O Deputado Givaldo Vieira (PCdoB/ES) considerou de extrema importância a reafirmação da democracia no âmbito do desenvolvimento urbano e do Ministério das Cidades. Ele criticou a protelação da Conferência das Cidades e o encerramento do mandato de seus conselheiros. Sobre a resposta do Ministério, relembrou a promessa do governo em retomar as ações no ano de 2017.
Os representantes dos movimentos de moradia defenderem a convocação imediata do Conselho das Cidades e da Conferência Nacional das Cidades, avaliando serem fóruns privilegiados para a manifestação da população e a gestão democrática. “Historicamente o Conselho nasceu com o próprio Ministério e conseguiu, nos últimos 15 anos, avançar muito em soluções, programas e ações”, disse Getúlio Vargas, da Confederação Nacional de Associações de Moradores (Conam). Ele também expôs ao ministro a necessidade de focar em uma política nacional integrada de desenvolvimento urbano para habitação, mobilidade, saneamento, e cobrou do governo uma interlocução qualificada, não apenas com os movimentos, mas com o conjunto do Conselho das Cidades.

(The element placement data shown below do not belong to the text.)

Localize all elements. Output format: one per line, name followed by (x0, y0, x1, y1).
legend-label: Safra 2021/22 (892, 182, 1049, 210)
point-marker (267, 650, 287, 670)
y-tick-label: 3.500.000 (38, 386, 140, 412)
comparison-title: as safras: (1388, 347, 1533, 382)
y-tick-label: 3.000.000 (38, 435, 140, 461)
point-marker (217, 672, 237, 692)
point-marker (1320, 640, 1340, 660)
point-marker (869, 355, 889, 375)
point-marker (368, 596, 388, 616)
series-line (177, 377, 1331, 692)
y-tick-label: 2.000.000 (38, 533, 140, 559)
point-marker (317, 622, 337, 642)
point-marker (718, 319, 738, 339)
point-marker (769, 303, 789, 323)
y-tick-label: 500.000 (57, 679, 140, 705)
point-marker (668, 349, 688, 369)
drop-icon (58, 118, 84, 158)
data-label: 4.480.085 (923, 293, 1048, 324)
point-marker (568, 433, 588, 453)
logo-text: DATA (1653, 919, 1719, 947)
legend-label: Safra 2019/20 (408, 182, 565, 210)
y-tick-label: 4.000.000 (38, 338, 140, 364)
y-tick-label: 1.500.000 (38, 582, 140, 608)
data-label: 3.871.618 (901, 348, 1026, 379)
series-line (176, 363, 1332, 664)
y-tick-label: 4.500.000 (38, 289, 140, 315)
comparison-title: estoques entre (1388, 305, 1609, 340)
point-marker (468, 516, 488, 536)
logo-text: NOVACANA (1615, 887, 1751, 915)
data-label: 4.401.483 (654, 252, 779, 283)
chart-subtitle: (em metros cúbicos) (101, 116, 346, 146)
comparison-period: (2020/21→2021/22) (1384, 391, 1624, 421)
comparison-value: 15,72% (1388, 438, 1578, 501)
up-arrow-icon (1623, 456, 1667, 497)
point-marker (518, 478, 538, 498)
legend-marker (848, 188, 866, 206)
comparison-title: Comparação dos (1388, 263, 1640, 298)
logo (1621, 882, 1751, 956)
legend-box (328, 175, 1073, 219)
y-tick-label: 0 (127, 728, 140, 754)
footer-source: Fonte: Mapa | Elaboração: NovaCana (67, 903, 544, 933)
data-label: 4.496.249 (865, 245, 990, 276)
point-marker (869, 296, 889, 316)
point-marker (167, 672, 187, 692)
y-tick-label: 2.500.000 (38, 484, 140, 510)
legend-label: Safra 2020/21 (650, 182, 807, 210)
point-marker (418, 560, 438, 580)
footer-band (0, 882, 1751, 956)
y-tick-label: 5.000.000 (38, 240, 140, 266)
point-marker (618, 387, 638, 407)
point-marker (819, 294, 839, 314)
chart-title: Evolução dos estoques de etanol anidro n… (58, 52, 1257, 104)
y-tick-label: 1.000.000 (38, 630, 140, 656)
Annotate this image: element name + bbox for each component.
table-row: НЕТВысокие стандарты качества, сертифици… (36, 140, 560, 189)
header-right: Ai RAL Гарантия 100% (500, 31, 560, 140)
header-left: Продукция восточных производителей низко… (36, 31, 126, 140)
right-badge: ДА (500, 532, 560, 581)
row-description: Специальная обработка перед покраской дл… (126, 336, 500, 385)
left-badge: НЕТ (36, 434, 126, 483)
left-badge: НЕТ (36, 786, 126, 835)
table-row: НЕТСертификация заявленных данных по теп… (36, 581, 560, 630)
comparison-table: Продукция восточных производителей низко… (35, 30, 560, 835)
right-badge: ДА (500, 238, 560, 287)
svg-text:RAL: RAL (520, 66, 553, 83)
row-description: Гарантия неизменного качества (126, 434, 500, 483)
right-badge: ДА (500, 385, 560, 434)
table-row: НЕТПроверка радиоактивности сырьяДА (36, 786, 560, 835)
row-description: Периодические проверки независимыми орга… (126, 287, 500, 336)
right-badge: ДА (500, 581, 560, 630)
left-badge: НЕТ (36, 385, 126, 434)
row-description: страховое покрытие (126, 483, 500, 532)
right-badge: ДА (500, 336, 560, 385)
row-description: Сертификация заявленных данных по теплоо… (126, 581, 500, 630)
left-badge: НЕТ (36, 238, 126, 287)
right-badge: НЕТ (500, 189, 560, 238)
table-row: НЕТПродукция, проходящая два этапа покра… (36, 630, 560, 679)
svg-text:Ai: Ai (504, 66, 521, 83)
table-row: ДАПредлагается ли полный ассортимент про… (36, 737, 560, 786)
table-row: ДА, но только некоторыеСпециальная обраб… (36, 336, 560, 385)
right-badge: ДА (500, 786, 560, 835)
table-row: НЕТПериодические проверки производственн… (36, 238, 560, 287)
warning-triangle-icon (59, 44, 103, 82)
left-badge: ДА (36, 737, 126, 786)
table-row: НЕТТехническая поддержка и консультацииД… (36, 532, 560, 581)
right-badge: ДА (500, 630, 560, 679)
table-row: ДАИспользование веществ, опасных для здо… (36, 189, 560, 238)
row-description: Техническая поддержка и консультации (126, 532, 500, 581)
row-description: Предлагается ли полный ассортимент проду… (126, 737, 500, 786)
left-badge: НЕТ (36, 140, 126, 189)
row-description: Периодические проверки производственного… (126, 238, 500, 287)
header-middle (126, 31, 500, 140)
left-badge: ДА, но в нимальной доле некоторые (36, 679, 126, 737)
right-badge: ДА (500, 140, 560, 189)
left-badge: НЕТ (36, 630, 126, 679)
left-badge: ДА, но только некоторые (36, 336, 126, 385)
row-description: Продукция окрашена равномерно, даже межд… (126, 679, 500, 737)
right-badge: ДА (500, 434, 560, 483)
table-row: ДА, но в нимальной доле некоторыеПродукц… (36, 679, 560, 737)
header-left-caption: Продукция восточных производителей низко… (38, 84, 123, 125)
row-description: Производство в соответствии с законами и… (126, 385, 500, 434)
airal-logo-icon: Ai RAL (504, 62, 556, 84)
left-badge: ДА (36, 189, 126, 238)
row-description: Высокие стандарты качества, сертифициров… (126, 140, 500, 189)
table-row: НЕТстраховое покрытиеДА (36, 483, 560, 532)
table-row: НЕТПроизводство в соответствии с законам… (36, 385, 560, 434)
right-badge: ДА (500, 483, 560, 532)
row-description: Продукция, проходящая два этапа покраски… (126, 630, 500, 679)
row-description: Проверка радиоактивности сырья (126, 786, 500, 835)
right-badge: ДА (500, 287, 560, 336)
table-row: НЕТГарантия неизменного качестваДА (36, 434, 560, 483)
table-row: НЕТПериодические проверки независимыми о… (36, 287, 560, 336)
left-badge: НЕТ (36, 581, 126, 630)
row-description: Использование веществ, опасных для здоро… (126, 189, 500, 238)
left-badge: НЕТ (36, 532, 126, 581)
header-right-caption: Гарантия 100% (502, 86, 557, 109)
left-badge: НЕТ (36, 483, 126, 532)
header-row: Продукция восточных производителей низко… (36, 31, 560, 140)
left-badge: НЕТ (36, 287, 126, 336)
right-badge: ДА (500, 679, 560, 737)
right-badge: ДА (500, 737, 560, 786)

O Deputado Paulo Teixeira (PT/SP), representando a liderança da minoria no Congresso, lembrou que o Ministério das Cidades, quando de sua criação, foi responsável por investir bilhões nas cidades brasileiras, além de ter criado o PMCMV. Ele criticou o fato de o governo ter acabado com a Conferência e com o Conselho das Cidades, taxando a situação como “quebra no sistema de participação popular”. O parlamentar também fez um apelo ao ministro para estabelecer, junto aos movimentos, uma agenda de atendimento às pautas mais urgentes do setor.
Programa Minha Casa, Minha Vida
Em relação ao Programa MCMV, o Deputado Caetano (PT/BA) fez um alerta. “Os conjuntos habitacionais estão ficando desertos. Faltam creches, postos de saúde e escolas. O social ficou muito a desejar nos conjuntos habitacionais. Deveria ter um olhar maior e mais profundo do governo e do Ministério para essa questão”.
As entidades presentes questionaram os diversos cortes no orçamento, que prejudicam o alcance das metas em várias áreas sociais e aumentam as desigualdades sociais. Nesse sentido, lembram da necessidade de o Ministério dar continuidade às novas contratações do PMCMV, na modalidade Entidades, e também cobraram medidas mais urgentes e diretas para mitigar os problemas atuais das políticas urbanas.
Para Edmilson Rodrigues (PSOL/PA), o congelamento de gastos primários (Emenda Constitucional nº 95/16) também afeta sobremaneira a condução dos trabalhos na área social e urbana, inviabilizando o desenvolvimento do país. “Não há recurso para investimento em infraestrutura de saneamento, por exemplo, num país com uma carência enorme”, lembrou.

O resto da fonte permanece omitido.